Conventional shower/tub combos almost invariably come equipped with bathtubs that are, at best, pretty disappointing – both short and shallow and absolutely no good for soaking in. But steam shower units break this trend in a big way, not only offering tubs that are much deeper (and occasionally a little bit longer) than your average bargain bin combo, but also tubs with built in whirlpool jets. Because the shower sprayers and steam heads are already built into the body of the shower, it’s not a huge leap to include water jets as well, making it possible to get one of the biggest bath upgrades without taking up much (if any) more space than a standard tub.
In addition to the three main components, steam shower units also come loaded with all the bells and whistles. The complete list varies a little from one model to the next, but all the minor upgrades you can add onto a custom steam shower, shower stall, or whirlpool tend to come standard on the pre-assembled units. Color-changing chromatherapy lights in both the roof of the shower and the tub itself, aromatherapy functionality, thermostatic temperature control, foot massagers, and even built in radios or auxiliary hookups for playing music are all commonly included, and much more affordable than they would be tacked onto a custom project.

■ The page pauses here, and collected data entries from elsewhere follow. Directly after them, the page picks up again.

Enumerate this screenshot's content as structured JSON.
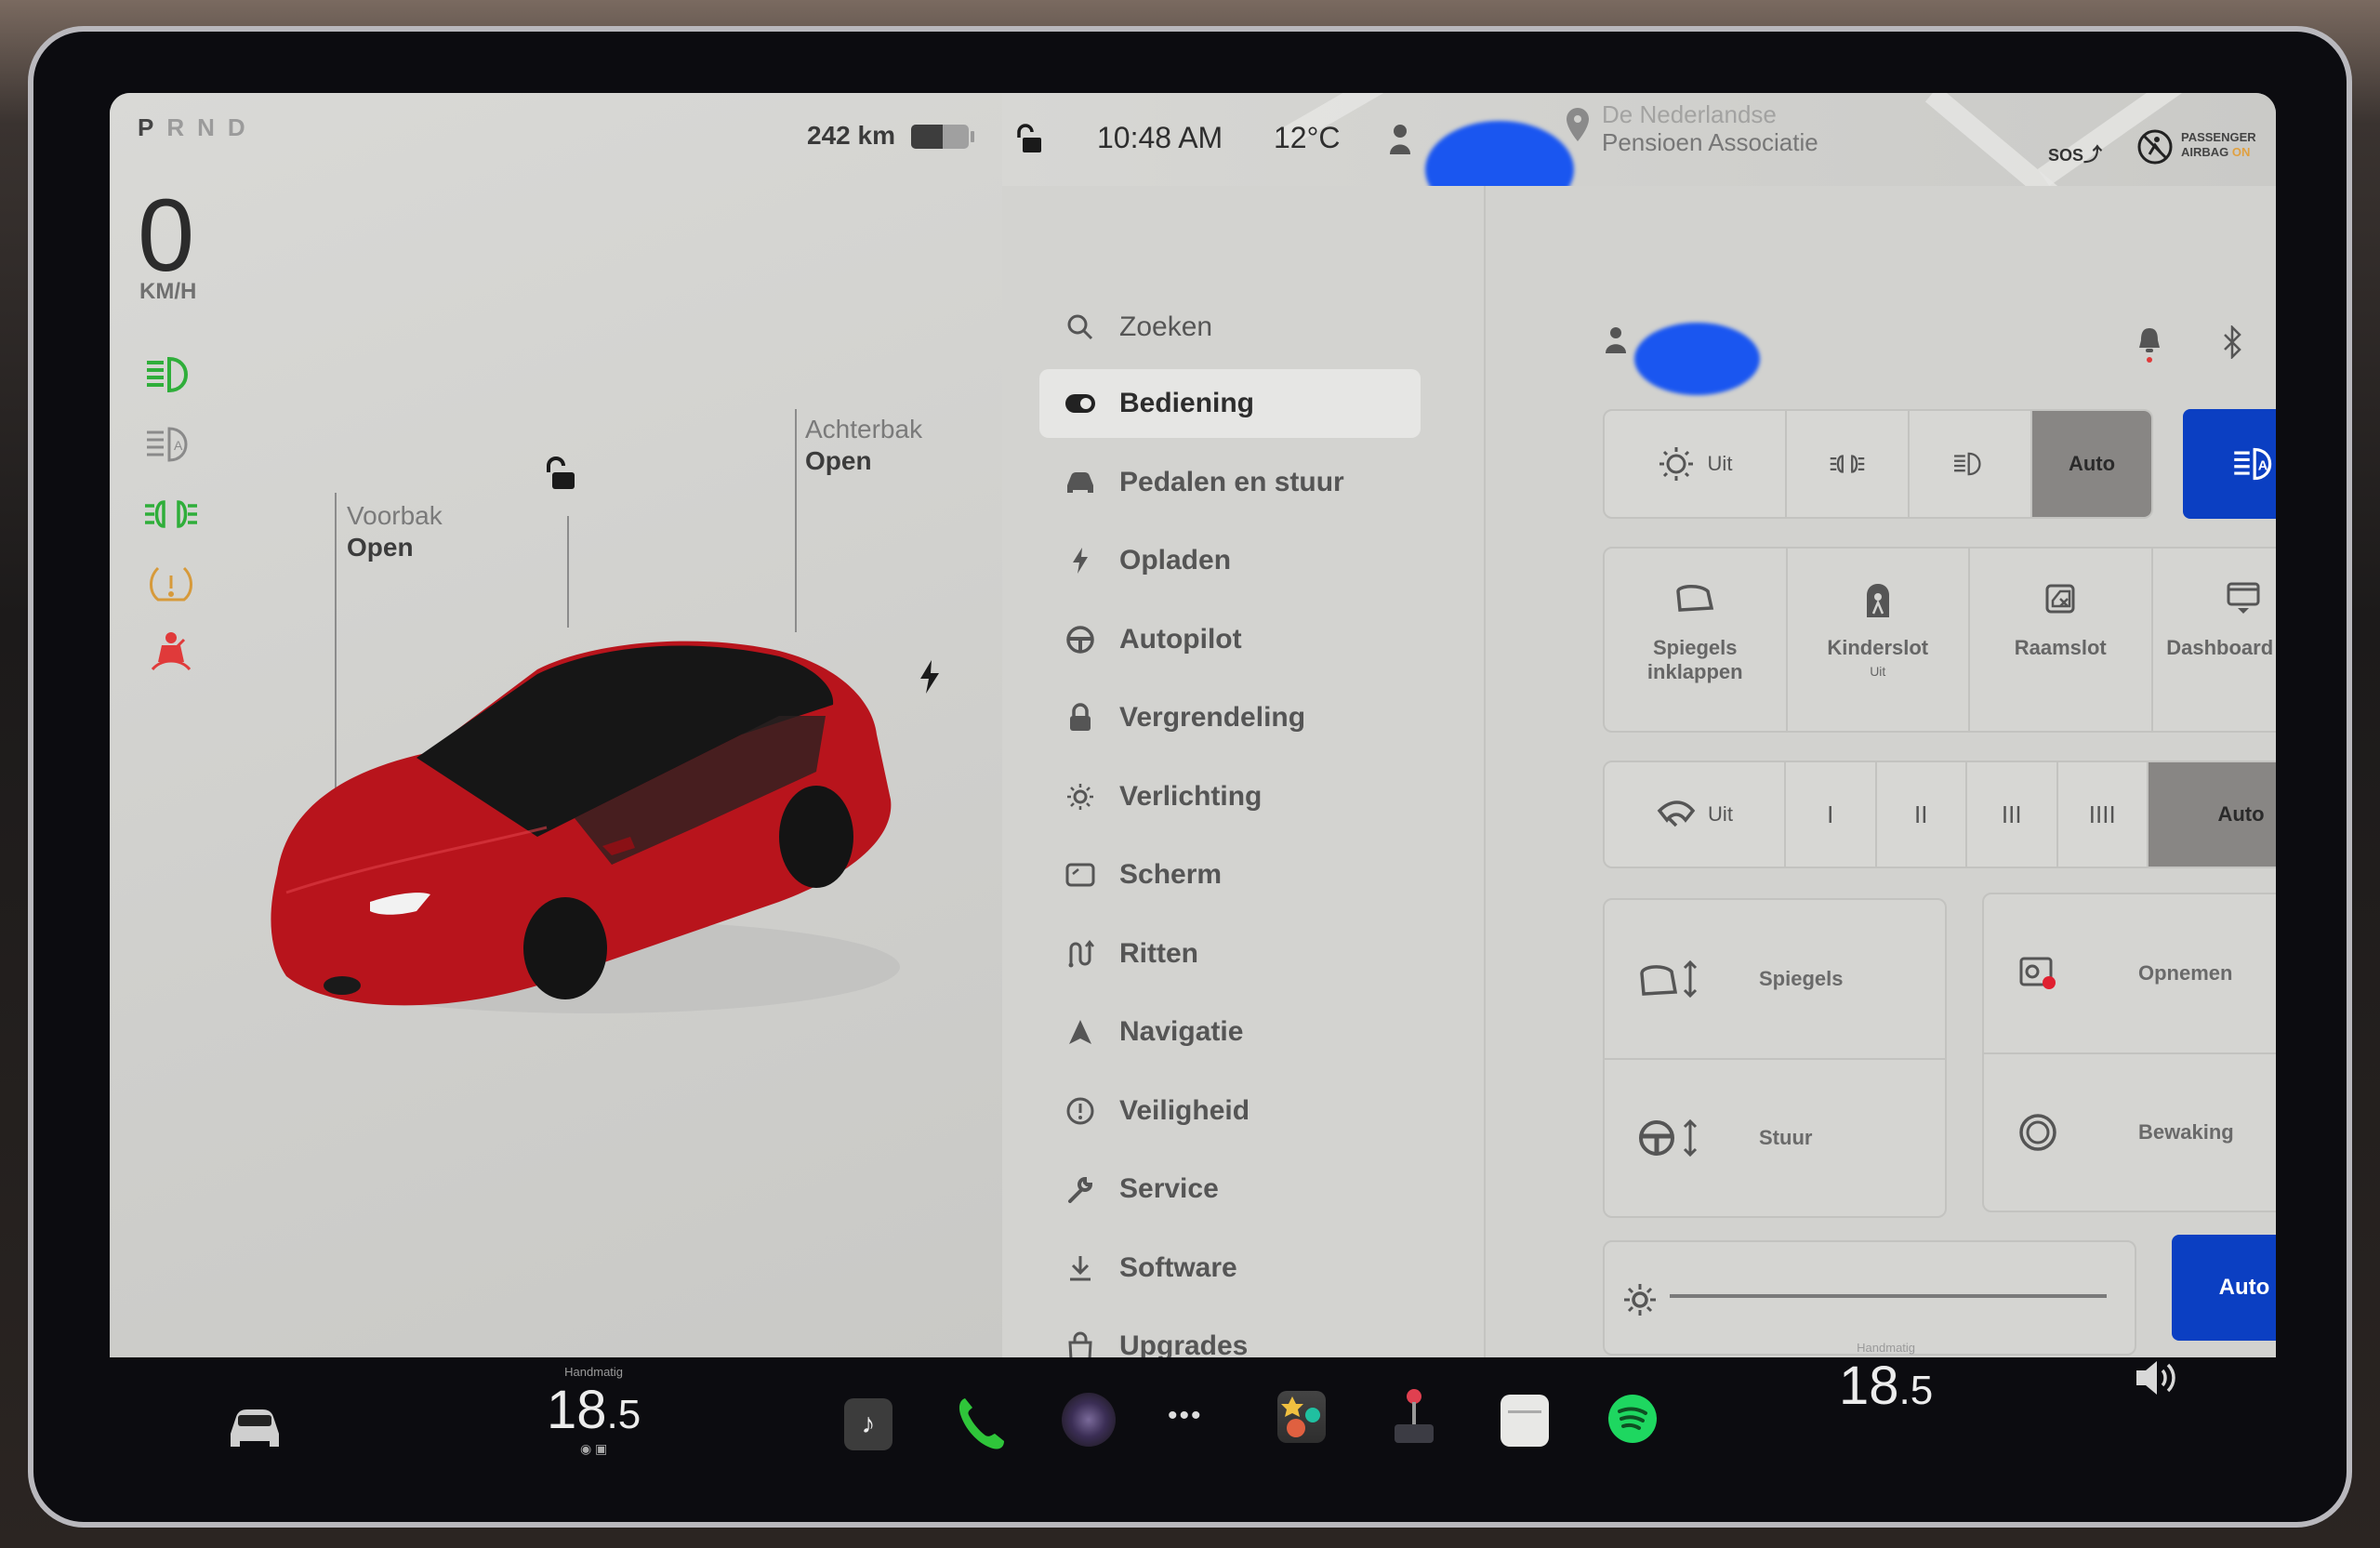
{
  "drive": {
    "gears": [
      "P",
      "R",
      "N",
      "D"
    ],
    "active_gear": "P",
    "speed": "0",
    "speed_unit": "KM/H",
    "range": "242 km",
    "battery_percent": 55
  },
  "telltales": [
    {
      "name": "low-beam-icon",
      "color": "#2fae3a"
    },
    {
      "name": "auto-high-beam-icon",
      "color": "#8a8a8a"
    },
    {
      "name": "parking-lights-icon",
      "color": "#2fae3a"
    },
    {
      "name": "tire-pressure-warning-icon",
      "color": "#d79a3a"
    },
    {
      "name": "seatbelt-warning-icon",
      "color": "#e03a3a"
    }
  ],
  "car_status": {
    "frunk": {
      "label": "Voorbak",
      "value": "Open"
    },
    "trunk": {
      "label": "Achterbak",
      "value": "Open"
    }
  },
  "topbar": {
    "time": "10:48 AM",
    "temperature": "12°C",
    "location_line1": "De Nederlandse",
    "location_line2": "Pensioen Associatie",
    "sos": "SOS",
    "airbag_line1": "PASSENGER",
    "airbag_line2": "AIRBAG",
    "airbag_state": "ON"
  },
  "menu": {
    "search_label": "Zoeken",
    "items": [
      {
        "label": "Bediening",
        "icon": "toggle-icon",
        "active": true
      },
      {
        "label": "Pedalen en stuur",
        "icon": "car-icon"
      },
      {
        "label": "Opladen",
        "icon": "bolt-icon"
      },
      {
        "label": "Autopilot",
        "icon": "steering-wheel-icon"
      },
      {
        "label": "Vergrendeling",
        "icon": "lock-icon"
      },
      {
        "label": "Verlichting",
        "icon": "light-bulb-icon"
      },
      {
        "label": "Scherm",
        "icon": "display-icon"
      },
      {
        "label": "Ritten",
        "icon": "trips-icon"
      },
      {
        "label": "Navigatie",
        "icon": "navigation-arrow-icon"
      },
      {
        "label": "Veiligheid",
        "icon": "safety-icon"
      },
      {
        "label": "Service",
        "icon": "wrench-icon"
      },
      {
        "label": "Software",
        "icon": "download-icon"
      },
      {
        "label": "Upgrades",
        "icon": "shopping-bag-icon"
      }
    ]
  },
  "controls": {
    "lights": {
      "options": [
        "Uit",
        "",
        "",
        "Auto"
      ],
      "selected": "Auto",
      "auto_high_beam_active": true
    },
    "tiles": [
      {
        "label": "Spiegels inklappen",
        "sub": ""
      },
      {
        "label": "Kinderslot",
        "sub": "Uit"
      },
      {
        "label": "Raamslot",
        "sub": ""
      },
      {
        "label": "Dashboard kast",
        "sub": ""
      }
    ],
    "wipers": {
      "options": [
        "Uit",
        "I",
        "II",
        "III",
        "IIII",
        "Auto"
      ],
      "selected": "Auto"
    },
    "adjust": [
      {
        "label": "Spiegels"
      },
      {
        "label": "Stuur"
      }
    ],
    "dashcam": [
      {
        "label": "Opnemen"
      },
      {
        "label": "Bewaking"
      }
    ],
    "brightness": {
      "auto_label": "Auto",
      "level_percent": 100
    }
  },
  "dock": {
    "driver_temp_mode": "Handmatig",
    "driver_temp": "18",
    "driver_temp_dec": ".5",
    "passenger_temp_mode": "Handmatig",
    "passenger_temp": "18",
    "passenger_temp_dec": ".5",
    "apps": [
      "music-icon",
      "phone-icon",
      "camera-icon",
      "more-icon",
      "toybox-icon",
      "arcade-icon",
      "calendar-icon",
      "spotify-icon"
    ],
    "colors": {
      "phone": "#2fc53a",
      "spotify": "#1ed760"
    }
  }
}
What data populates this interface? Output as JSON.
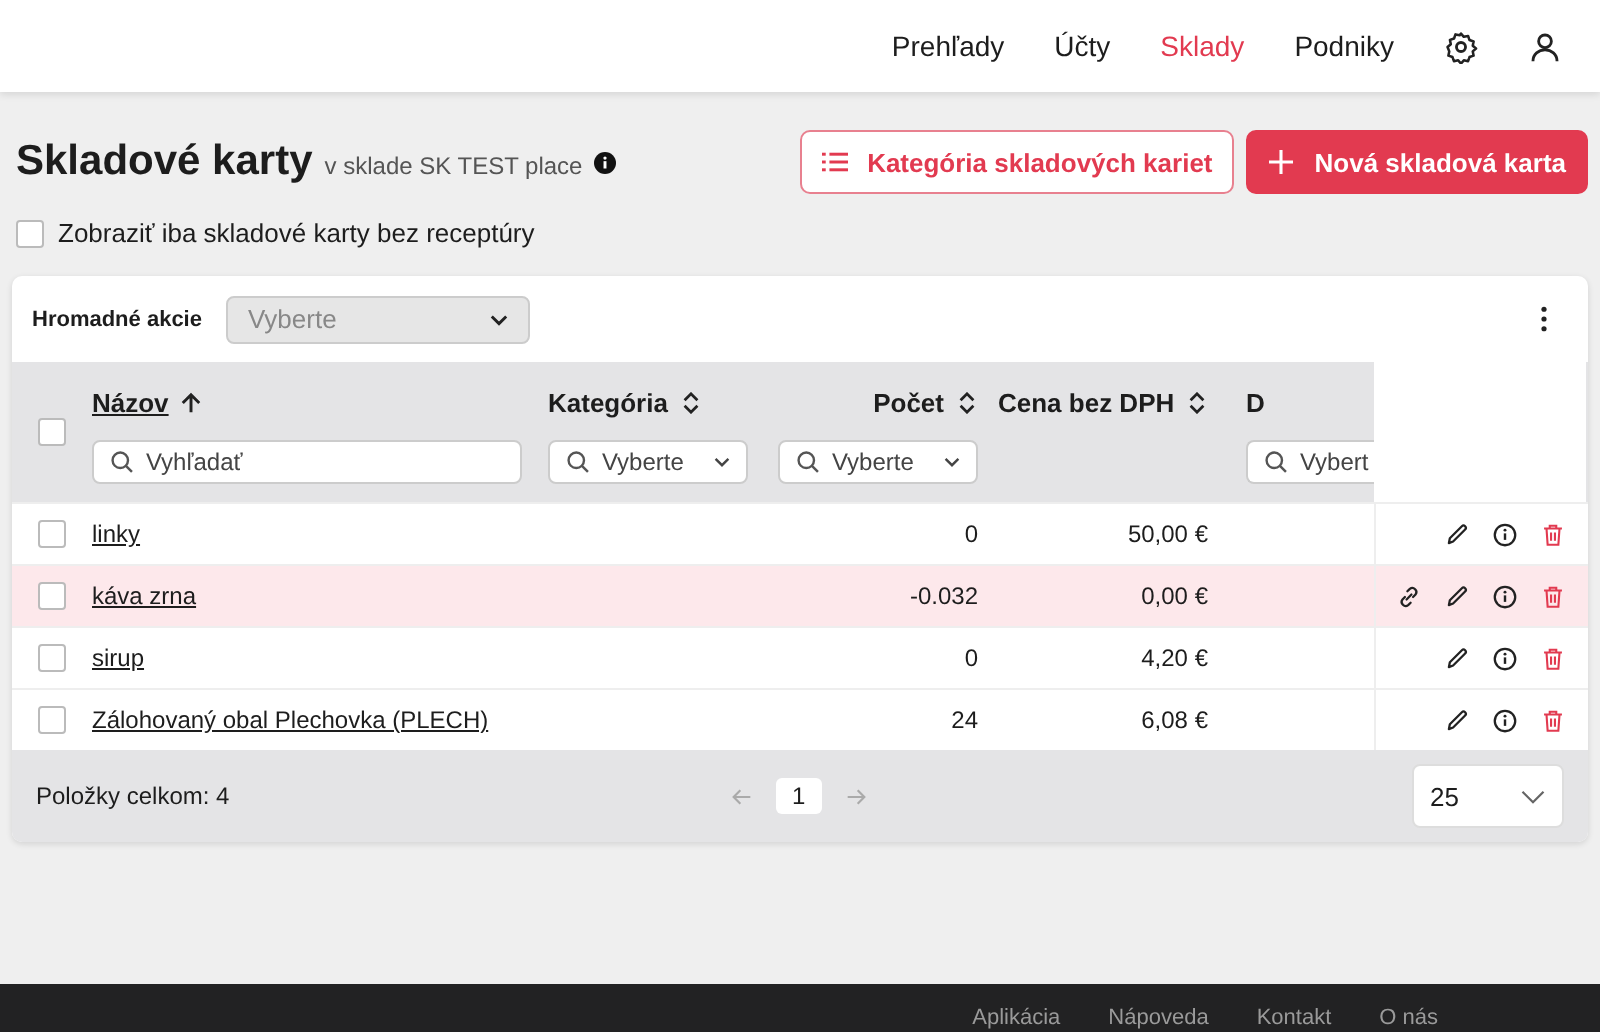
{
  "nav": {
    "items": [
      {
        "label": "Prehľady",
        "selected": false
      },
      {
        "label": "Účty",
        "selected": false
      },
      {
        "label": "Sklady",
        "selected": true
      },
      {
        "label": "Podniky",
        "selected": false
      }
    ]
  },
  "page": {
    "title": "Skladové karty",
    "subtitle": "v sklade SK TEST place",
    "buttons": [
      {
        "label": "Kategória skladových kariet",
        "kind": "outline"
      },
      {
        "label": "Nová skladová karta",
        "kind": "primary"
      }
    ],
    "filter_checkbox": {
      "label": "Zobraziť iba skladové karty bez receptúry",
      "checked": false
    }
  },
  "toolbar": {
    "label": "Hromadné akcie",
    "select": {
      "placeholder": "Vyberte",
      "disabled": true
    }
  },
  "table": {
    "select_all_checked": false,
    "columns": [
      {
        "label": "Názov",
        "sorted": true,
        "filter": {
          "kind": "search",
          "placeholder": "Vyhľadať"
        }
      },
      {
        "label": "Kategória",
        "sorted": false,
        "filter": {
          "kind": "select",
          "placeholder": "Vyberte"
        }
      },
      {
        "label": "Počet",
        "sorted": false,
        "filter": {
          "kind": "select",
          "placeholder": "Vyberte"
        }
      },
      {
        "label": "Cena bez DPH",
        "sorted": false
      },
      {
        "label": "D",
        "filter": {
          "kind": "select",
          "placeholder": "Vybert"
        }
      }
    ],
    "rows": [
      {
        "name": "linky",
        "count": "0",
        "price": "50,00 €",
        "warning": false,
        "linked": false,
        "checked": false
      },
      {
        "name": "káva zrna",
        "count": "-0.032",
        "price": "0,00 €",
        "warning": true,
        "linked": true,
        "checked": false
      },
      {
        "name": "sirup",
        "count": "0",
        "price": "4,20 €",
        "warning": false,
        "linked": false,
        "checked": false
      },
      {
        "name": "Zálohovaný obal Plechovka (PLECH)",
        "count": "24",
        "price": "6,08 €",
        "warning": false,
        "linked": false,
        "checked": false
      }
    ],
    "total": "Položky celkom: 4",
    "pages": [
      {
        "label": "1",
        "selected": true
      }
    ],
    "page_size": "25"
  },
  "footer": {
    "links": [
      "Aplikácia",
      "Nápoveda",
      "Kontakt",
      "O nás"
    ]
  }
}
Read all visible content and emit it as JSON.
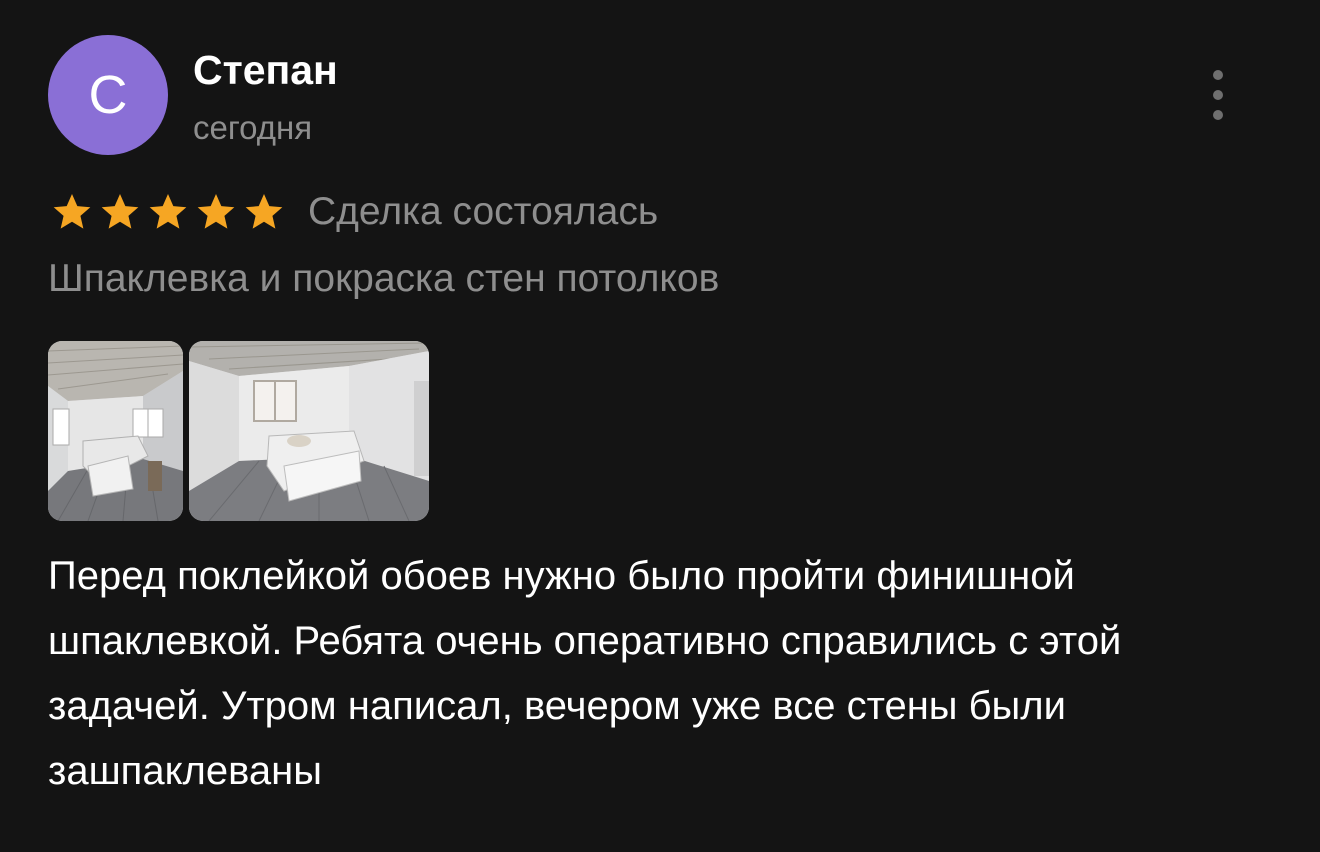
{
  "author": {
    "initial": "С",
    "name": "Степан",
    "date": "сегодня",
    "avatar_color": "#8a6fd6"
  },
  "rating": {
    "stars": 5,
    "max": 5,
    "star_color": "#f6a623",
    "deal_status": "Сделка состоялась"
  },
  "service": "Шпаклевка и покраска стен потолков",
  "photos": [
    {
      "description_icon": "room-photo"
    },
    {
      "description_icon": "room-photo"
    }
  ],
  "review_text": "Перед поклейкой обоев нужно было пройти финишной шпаклевкой. Ребята очень оперативно справились с этой задачей. Утром написал, вечером уже все стены были зашпаклеваны",
  "menu_icon": "more-vertical-icon"
}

On a somewhat less exciting note, steam shower units are also just designed to be comfortable to use. That means virtually all models have some kind of built-in seating (like ledges around the edge of the tub or flip-down seats higher up on the walls), as well as built-in storage shelves and cubbies. The latter is a relatively small thing, but it means you’ll be able to stow all your toiletries without having to hang any ugly wire or plastic racks or suction-cup any shelves to your shower wall.
Style vs Features
The only real drawback of these steam shower units is that they don’t, ultimately, look a whole lot different than a really generic bathtub shower combination. When you’re building a luxury bathroom from scratch, that usually means picking tile and glass and shower heads and so on, but steam showers come as a single complete package, usually made of acrylic, metal, and glass, without a whole lot of room for visual upgrades. Some have a sleeker, more modern feel to them, and the interior mood lighting certainly doesn’t hurt, but they pack a lot of hardware into a relatively small space, which can mean sacrificing a little in the aesthetics department in order to double down on the luxury features. They’re also definitely pricier than a simple acrylic shower wall plus bathtub, but are much, much more affordable than custom installing all the combined features, which makes this a great middle of the line option for a bathroom that’s small, but that you want to feel luxurious.